Paul Devlin has been involved with two of the better documentaries of the ‘00s: Power Trip, a film he directed, about the politics of making money off electricity in a post-communist Georgia; and Freestyle: The Art Of Rhyme, a film he produced and edited, about the importance of improvisation in hip-hop. Devlin’s documentary BLAST! has a more personal origin, though the director doesn’t really delve into it. BLAST! follows Devlin’s brother Mark, an astrophysicist working on launching a Balloon-borne Large Aperture Sub-millimeter Telescope, designed to peer back in time and map the history of the stars. Mark Devlin’s team includes foul-mouthed grad students, NASA advisors, and a devout Christian colleague who hopes to use any data they gather to better understand God. A failed launch in Sweden leads to a last-ditch effort in Antarctica, where the team waits for good weather and sweats every setback, while their families wait impatiently back home.
Devlin has fodder here for about a half-dozen documentaries: one about his relationship with his brother and his father (both scientists), one about the intersection of science and faith, one about the intersection of academic theory and hard physical labor, one about life in the remote outposts where complicated research gets done, and so on. But as befits a documentarian who’s worked on projects about energy-suppliers and rappers, Devlin has a hard time focusing. BLAST! could use a little of the personality of an Ice Road Truckers, or the showmanship of a Mythbusters, or the philosophical inquiry of a Werner Herzog film.
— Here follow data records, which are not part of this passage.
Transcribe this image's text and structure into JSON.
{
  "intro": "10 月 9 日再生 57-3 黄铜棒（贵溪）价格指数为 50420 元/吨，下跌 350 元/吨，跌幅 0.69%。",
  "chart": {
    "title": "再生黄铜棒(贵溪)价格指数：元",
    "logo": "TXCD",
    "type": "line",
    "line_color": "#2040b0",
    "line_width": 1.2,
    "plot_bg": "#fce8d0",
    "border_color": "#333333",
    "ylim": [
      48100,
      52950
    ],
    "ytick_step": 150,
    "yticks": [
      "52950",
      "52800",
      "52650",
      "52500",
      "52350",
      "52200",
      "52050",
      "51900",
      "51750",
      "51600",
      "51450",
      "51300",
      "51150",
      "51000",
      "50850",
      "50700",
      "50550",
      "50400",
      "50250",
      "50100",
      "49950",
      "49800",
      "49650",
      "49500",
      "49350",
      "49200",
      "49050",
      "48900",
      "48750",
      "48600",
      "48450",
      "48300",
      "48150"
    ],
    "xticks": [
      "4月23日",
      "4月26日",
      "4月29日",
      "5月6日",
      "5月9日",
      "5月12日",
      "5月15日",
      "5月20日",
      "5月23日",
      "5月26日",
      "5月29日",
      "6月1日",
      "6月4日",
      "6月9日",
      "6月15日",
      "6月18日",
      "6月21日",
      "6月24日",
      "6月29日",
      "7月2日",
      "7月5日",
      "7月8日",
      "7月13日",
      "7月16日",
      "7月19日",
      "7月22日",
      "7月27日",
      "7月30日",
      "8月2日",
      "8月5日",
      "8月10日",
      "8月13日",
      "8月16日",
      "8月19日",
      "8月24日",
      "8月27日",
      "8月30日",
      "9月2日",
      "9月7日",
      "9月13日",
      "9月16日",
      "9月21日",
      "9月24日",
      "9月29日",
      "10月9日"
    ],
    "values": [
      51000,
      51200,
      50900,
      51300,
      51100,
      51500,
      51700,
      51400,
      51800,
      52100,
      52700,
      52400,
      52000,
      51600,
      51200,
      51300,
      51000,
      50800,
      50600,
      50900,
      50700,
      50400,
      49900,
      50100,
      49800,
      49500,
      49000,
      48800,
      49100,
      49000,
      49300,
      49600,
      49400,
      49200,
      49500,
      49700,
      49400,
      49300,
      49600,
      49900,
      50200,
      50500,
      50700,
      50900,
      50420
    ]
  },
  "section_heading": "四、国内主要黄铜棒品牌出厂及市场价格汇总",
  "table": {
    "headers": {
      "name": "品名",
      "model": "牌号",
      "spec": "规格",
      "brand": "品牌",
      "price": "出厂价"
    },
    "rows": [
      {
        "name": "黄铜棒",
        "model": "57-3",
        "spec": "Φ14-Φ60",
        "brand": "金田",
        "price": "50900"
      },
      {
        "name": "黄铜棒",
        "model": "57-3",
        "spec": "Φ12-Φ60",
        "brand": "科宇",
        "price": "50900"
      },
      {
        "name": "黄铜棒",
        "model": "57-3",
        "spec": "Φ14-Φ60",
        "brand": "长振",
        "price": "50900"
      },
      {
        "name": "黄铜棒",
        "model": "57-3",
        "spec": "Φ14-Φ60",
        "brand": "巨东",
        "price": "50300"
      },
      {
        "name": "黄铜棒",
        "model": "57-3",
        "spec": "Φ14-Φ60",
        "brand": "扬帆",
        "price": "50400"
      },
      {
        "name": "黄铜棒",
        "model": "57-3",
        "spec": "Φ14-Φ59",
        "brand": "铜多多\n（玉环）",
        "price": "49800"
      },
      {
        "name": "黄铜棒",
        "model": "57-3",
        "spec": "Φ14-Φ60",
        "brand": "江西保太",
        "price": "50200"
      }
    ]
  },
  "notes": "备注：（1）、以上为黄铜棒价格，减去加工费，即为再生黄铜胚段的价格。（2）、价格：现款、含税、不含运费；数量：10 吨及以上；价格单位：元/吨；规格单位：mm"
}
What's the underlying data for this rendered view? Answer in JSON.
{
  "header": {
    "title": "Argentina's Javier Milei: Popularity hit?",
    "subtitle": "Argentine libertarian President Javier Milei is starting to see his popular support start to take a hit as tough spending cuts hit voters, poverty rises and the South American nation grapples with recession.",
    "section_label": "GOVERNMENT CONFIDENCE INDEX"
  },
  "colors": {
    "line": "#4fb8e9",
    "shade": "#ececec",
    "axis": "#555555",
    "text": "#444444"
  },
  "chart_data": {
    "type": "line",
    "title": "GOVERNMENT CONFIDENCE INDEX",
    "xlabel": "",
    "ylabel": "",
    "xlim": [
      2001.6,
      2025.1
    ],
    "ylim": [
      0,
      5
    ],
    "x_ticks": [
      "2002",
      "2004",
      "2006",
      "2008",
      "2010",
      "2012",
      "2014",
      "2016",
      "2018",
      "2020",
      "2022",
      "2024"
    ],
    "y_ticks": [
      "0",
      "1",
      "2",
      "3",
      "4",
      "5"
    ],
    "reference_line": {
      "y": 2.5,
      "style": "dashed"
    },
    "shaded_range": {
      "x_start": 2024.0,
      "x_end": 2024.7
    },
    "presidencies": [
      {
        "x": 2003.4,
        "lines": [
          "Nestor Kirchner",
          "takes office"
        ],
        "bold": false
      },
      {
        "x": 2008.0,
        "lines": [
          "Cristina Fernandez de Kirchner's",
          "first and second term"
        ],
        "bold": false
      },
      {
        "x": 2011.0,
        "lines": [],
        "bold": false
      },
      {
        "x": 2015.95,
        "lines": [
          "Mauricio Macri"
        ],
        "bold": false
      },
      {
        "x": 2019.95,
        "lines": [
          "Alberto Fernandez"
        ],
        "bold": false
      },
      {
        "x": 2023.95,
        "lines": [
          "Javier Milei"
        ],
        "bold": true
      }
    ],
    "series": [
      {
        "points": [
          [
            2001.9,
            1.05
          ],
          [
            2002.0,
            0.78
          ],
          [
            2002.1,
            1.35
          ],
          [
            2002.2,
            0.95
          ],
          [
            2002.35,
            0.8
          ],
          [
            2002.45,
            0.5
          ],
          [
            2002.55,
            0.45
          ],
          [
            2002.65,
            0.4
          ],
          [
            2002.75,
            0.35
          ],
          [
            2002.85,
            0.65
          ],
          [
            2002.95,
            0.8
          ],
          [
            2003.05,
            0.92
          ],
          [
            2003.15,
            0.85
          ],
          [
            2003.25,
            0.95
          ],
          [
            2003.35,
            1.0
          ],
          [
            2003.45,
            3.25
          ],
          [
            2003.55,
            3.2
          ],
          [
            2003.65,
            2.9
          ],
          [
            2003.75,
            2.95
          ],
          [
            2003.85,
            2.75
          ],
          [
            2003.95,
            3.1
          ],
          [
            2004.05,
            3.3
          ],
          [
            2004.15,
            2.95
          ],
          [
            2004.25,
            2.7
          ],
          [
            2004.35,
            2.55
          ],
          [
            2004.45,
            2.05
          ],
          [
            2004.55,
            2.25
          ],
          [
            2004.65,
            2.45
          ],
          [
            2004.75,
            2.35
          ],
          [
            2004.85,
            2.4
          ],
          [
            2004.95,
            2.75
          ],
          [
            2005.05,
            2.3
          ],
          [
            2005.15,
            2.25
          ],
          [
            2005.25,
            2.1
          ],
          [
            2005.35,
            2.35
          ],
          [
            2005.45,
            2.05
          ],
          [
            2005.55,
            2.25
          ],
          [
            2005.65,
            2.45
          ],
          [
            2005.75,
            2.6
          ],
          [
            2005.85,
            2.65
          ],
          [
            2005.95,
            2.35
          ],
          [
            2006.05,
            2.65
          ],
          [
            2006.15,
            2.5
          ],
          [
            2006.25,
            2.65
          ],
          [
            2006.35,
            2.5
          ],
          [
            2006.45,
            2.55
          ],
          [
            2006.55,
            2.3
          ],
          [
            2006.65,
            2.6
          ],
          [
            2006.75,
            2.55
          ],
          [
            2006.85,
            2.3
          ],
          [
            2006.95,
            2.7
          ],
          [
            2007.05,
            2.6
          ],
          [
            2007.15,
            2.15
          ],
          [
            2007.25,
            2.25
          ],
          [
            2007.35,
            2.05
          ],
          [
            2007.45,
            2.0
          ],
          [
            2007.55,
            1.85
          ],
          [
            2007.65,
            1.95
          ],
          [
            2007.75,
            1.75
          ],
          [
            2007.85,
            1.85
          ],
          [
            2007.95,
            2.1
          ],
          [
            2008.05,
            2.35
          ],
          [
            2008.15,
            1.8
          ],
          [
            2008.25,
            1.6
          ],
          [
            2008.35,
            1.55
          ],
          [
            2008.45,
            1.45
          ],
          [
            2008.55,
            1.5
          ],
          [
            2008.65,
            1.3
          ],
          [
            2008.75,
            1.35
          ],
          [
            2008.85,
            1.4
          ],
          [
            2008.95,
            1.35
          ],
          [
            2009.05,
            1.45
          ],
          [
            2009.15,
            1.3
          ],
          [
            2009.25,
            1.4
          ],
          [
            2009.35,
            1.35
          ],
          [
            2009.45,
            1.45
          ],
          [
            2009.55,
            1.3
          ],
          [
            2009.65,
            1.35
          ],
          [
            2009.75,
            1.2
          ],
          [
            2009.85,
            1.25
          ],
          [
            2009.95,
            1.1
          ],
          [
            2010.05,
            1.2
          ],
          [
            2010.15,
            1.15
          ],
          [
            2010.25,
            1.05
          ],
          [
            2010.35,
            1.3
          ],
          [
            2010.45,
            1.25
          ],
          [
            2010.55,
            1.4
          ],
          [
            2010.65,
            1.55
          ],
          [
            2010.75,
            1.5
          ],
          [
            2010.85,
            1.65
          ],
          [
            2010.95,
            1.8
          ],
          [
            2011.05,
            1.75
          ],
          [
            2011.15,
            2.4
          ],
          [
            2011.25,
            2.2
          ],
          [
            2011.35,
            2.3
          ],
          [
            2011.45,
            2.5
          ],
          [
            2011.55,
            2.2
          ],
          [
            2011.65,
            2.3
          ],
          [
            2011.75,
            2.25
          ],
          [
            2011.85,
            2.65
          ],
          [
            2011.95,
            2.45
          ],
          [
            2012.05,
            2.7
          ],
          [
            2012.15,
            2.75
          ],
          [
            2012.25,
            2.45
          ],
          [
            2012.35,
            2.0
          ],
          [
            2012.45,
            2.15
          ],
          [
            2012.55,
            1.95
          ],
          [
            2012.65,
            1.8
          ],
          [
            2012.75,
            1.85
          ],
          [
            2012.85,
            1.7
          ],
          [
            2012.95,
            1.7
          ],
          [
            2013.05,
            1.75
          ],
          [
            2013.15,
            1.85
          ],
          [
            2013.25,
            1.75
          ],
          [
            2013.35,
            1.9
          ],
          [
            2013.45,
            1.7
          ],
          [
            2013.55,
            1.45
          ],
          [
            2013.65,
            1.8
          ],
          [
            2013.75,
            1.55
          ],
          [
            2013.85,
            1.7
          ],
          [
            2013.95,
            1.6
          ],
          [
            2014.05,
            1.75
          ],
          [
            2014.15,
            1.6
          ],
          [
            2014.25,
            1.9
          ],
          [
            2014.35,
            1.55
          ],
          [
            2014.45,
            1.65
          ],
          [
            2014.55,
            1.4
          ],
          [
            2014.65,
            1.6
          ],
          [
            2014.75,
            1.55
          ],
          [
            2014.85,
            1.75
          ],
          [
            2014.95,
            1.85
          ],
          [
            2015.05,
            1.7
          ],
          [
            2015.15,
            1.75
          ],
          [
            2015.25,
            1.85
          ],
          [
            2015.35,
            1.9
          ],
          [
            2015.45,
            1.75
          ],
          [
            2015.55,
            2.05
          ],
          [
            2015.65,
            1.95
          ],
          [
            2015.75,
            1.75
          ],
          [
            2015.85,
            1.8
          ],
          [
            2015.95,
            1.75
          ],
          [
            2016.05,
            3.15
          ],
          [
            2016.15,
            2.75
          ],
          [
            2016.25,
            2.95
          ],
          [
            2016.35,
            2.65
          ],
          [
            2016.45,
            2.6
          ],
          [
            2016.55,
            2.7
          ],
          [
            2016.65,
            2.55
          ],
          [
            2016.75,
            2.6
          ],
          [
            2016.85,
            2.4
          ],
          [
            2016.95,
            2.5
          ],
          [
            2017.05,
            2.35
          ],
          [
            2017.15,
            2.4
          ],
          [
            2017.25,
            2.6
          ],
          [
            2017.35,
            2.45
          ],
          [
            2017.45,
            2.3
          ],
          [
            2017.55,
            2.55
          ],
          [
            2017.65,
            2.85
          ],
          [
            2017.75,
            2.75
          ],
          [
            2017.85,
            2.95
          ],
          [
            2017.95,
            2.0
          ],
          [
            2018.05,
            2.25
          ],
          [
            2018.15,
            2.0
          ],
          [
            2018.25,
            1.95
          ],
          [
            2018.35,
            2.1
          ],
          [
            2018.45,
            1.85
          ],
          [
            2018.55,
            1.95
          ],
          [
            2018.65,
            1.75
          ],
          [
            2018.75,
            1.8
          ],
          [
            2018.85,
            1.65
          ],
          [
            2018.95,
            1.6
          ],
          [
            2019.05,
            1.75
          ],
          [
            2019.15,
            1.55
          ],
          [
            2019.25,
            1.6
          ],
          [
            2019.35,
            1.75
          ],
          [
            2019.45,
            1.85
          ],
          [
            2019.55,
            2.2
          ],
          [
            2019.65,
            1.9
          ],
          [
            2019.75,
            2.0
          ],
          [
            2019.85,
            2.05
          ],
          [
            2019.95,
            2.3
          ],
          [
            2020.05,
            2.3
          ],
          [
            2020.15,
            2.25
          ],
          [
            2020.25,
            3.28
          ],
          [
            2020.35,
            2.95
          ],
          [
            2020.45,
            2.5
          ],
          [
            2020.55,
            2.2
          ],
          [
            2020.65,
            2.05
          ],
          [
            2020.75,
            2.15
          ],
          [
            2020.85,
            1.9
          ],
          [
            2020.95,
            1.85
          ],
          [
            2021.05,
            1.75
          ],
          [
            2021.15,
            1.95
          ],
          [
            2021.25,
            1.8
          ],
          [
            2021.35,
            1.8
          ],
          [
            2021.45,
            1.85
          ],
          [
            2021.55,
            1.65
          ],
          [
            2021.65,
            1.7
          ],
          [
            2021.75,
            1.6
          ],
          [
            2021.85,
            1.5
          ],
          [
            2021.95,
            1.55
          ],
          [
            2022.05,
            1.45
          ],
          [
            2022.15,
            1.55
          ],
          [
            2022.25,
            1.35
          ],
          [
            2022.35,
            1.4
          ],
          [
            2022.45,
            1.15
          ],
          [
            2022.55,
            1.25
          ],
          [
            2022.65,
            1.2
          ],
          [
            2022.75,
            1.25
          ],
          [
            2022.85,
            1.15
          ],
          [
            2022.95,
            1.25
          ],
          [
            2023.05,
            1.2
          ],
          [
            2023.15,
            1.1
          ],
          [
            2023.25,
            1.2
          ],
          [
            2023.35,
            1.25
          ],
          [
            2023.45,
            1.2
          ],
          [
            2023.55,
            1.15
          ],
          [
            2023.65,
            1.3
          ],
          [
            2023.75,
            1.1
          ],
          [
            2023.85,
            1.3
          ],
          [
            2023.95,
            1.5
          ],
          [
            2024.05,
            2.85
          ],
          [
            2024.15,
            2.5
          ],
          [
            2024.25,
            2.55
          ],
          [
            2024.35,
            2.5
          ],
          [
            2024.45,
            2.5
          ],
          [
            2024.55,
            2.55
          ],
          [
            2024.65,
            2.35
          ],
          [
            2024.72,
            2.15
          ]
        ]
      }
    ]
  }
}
That said, Devlin comes away from his globe-hopping scientific adventure with a lot of terrific footage of giant balloons rising from barren landscapes, and stressed-out theoreticians nervously watching their fragile, expensive equipment scrape across ice floes. BLAST! takes pit stops in New Zealand (where American expeditions to Antarctica get outfitted) and the cabin where Ernest Shackleton’s team made camp in 1909. There’s a matter-of-factness to BLAST! that overcomes the documentary’s lack of one strong thread. And it helps that Devlin’s brother and his colleagues are so likable, as they endure another endless sunlit Antarctic day and laugh about how “step by tedious step we stumble away from abject failure.”